Background: Physical activity (PA) is inversely associated with mortality in the general population. We wanted to quantify the association of self-reported PA with mortality from all causes, ischaemic heart disease (IHD) and stroke, and compare it with other known risk factors in different age segments.
Methods: The Bergen Clinical Blood Pressure Survey examined a sample of 6811 Norwegian men and women in 1965-71 with follow-up until 2005-07. Cox proportional hazard regression ratio (HR) and population attributable fraction (PAF) were calculated for the old (>65), middle-aged (45-64) and young adults (22-44), respectively. We minimized confounding and bias by progressive comprehensive adjustments and subgroup-analyses (excluding early follow-up deaths, participants with self-reported disease and participants with changes in their PA-level prior baseline due to disease).

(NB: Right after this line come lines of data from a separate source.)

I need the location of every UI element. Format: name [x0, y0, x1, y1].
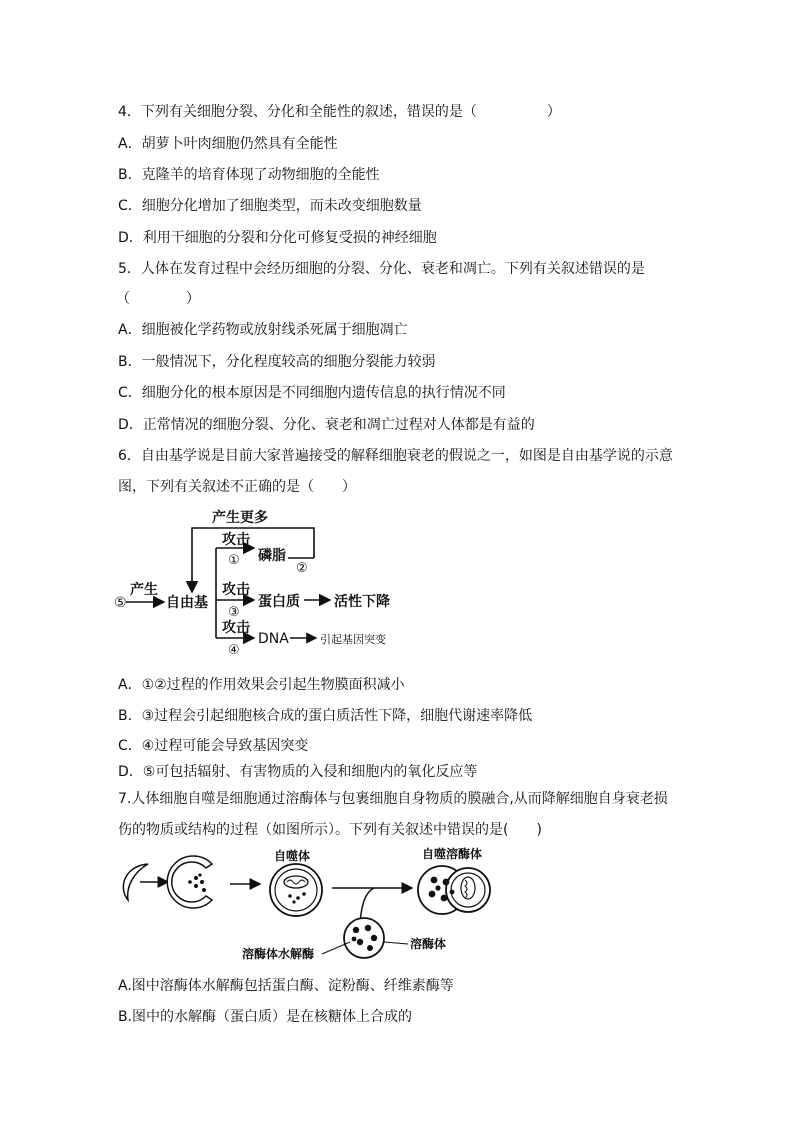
q6-option-b: B．③过程会引起细胞核合成的蛋白质活性下降，细胞代谢速率降低 — [118, 708, 533, 724]
feedback-loop-line — [192, 528, 314, 592]
autophagy-diagram — [112, 842, 512, 970]
label-radical: 自由基 — [166, 595, 208, 611]
label-two: ② — [296, 561, 308, 576]
label-five: ⑤ — [114, 595, 127, 611]
label-hydrolase: 溶酶体水解酶 — [242, 947, 315, 961]
lysosome-pointer — [384, 942, 408, 944]
label-more: 产生更多 — [212, 510, 268, 526]
label-one: ① — [228, 553, 240, 568]
lysosome-join-line — [360, 888, 374, 922]
q5-blank: （ ） — [116, 291, 200, 307]
q7-stem-line1: 7.人体细胞自噬是细胞通过溶酶体与包裹细胞自身物质的膜融合,从而降解细胞自身衰老损 — [118, 791, 668, 807]
q5-option-b: B．一般情况下，分化程度较高的细胞分裂能力较弱 — [118, 354, 436, 370]
q5-option-a: A．细胞被化学药物或放射线杀死属于细胞凋亡 — [118, 322, 408, 338]
label-activity: 活性下降 — [334, 594, 390, 610]
q4-option-b: B．克隆羊的培育体现了动物细胞的全能性 — [118, 167, 380, 183]
q5-option-c: C．细胞分化的根本原因是不同细胞内遗传信息的执行情况不同 — [118, 385, 506, 401]
q4-stem: 4．下列有关细胞分裂、分化和全能性的叙述，错误的是（ ） — [118, 104, 561, 120]
cargo-dots-icon — [188, 873, 206, 892]
q4-option-d: D．利用干细胞的分裂和分化可修复受损的神经细胞 — [118, 230, 437, 246]
lysosome-icon — [344, 918, 384, 958]
q7-option-a: A.图中溶酶体水解酶包括蛋白酶、淀粉酶、纤维素酶等 — [118, 978, 454, 994]
q4-option-a: A．胡萝卜叶肉细胞仍然具有全能性 — [118, 136, 338, 152]
q6-stem-line2: 图，下列有关叙述不正确的是（ ） — [118, 479, 356, 495]
label-lipid: 磷脂 — [258, 548, 286, 564]
q7-stem-line2: 伤的物质或结构的过程（如图所示）。下列有关叙述中错误的是( ) — [118, 822, 542, 838]
label-produce: 产生 — [130, 582, 158, 598]
label-attack1: 攻击 — [222, 532, 250, 548]
q5-option-d: D．正常情况的细胞分裂、分化、衰老和凋亡过程对人体都是有益的 — [118, 417, 535, 433]
q6-option-a: A．①②过程的作用效果会引起生物膜面积减小 — [118, 677, 405, 693]
q6-option-c: C．④过程可能会导致基因突变 — [118, 738, 309, 754]
q5-stem: 5．人体在发育过程中会经历细胞的分裂、分化、衰老和凋亡。下列有关叙述错误的是 — [118, 261, 645, 277]
label-attack2: 攻击 — [222, 582, 250, 598]
label-three: ③ — [228, 605, 240, 620]
label-autolysosome: 自噬溶酶体 — [422, 847, 483, 861]
label-four: ④ — [228, 643, 240, 658]
q6-option-d: D．⑤可包括辐射、有害物质的入侵和细胞内的氧化反应等 — [118, 764, 478, 780]
label-protein: 蛋白质 — [258, 594, 300, 610]
free-radical-diagram — [112, 502, 412, 662]
label-mutation: 引起基因突变 — [320, 633, 386, 646]
label-autophagosome: 自噬体 — [274, 849, 311, 863]
q4-option-c: C．细胞分化增加了细胞类型，而未改变细胞数量 — [118, 198, 422, 214]
q6-stem-line1: 6．自由基学说是目前大家普遍接受的解释细胞衰老的假说之一，如图是自由基学说的示意 — [118, 448, 673, 464]
label-dna: DNA — [258, 631, 289, 647]
label-attack3: 攻击 — [222, 620, 250, 636]
label-lysosome: 溶酶体 — [410, 937, 447, 951]
autophagosome-inner — [275, 869, 317, 911]
q7-option-b: B.图中的水解酶（蛋白质）是在核糖体上合成的 — [118, 1009, 413, 1025]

Results: The HR [95% confidence interval (CI)] associated with a high PA-level was 0.63(0.56-0.71), 0.66(0.52-0.83) and 0.66(0.47-0.93) for mortality from all causes, IHD and stroke, respectively (reference: no participation in any of the listed activities, adjusted for age and gender). PAF (95% CI) of no/low activity (reference: any activity) was consistent across all age groups, varying from 7.3% (3.4-11.4) in the young adults to 9.1% (3.6-15.3) in the old. PAF of smoking and high s-cholesterol declined with increasing age [smoking from 19.9% (15.3-24.7) to 1.5% (-1.3 to 6.2) and s-cholesterol from 11.5% (5.6-17.5) to -9.5% (-18.1 to -0.7)], whereas PAF of hypertension increased from 5.3% (2.1-9.1) to 18.9% (8.3-28.4).
Conclusion: The relative importance of traditional risk factors varies between the age groups, but physical activity is a major health promoting factor across all age segments and should be encouraged particularly in an ageing population.